"Sometimes the only answer to death is lunch."
With that sentence, you know you're squarely in a Jim Harrison novel, in the territory of food, sex, and Big Questions navigated by his strangely obtuse protagonists. Also, you're missing the comma you'd expect after "sometimes," a rhythmic tic that's also typical of Harrison's writing. But Warlock isn't an entirely typical Harrison novel.
Harrison's novels, and especially his recent novels (True North, Returning to Earth, The English Major) tend to be muted, low-key affairs in which there's not much action but a great deal of language. In early novellas such as Legends of the Fall or Revenge, there's no shortage of action, but the action is realistic. Warlock is something of an exception, a larger-than-life tale which casts Lundgren as a gun-toting "troubleshooter" in the service of the eccentric inventor Dr. Rabun, whose home is guarded by lethal dogs.
It's the stuff of childish adventure stories, and it makes for a wild ride.
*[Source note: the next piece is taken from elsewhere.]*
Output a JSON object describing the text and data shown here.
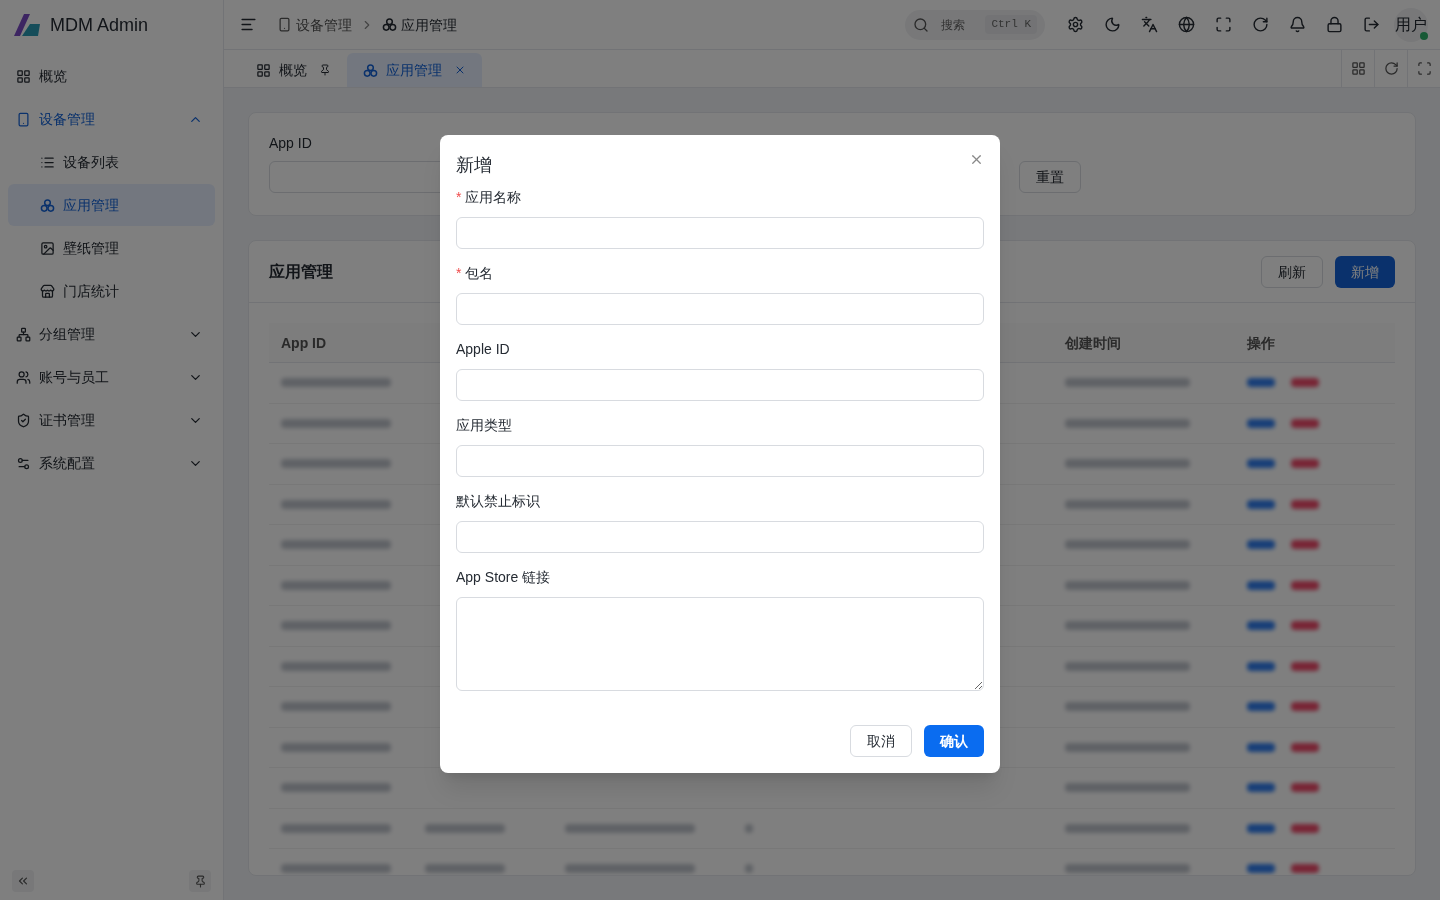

Lundgren, indeed, is a childish man. Take his name, "Johnny," or the fact that he prefers the nickname "Warlock," bestowed on him during a childhood boy-scout camping trip. Take his habit of calling urine "pee-pee." Take, finally, the way he revels in his undercover job with its games of secrecy and its atmosphere of high drama. He's going to have to grow out of it. There's a plot twist waiting in the wings, of course, to force him to do just that.
Warlock is funny, original, and high-spirited. Worth reading.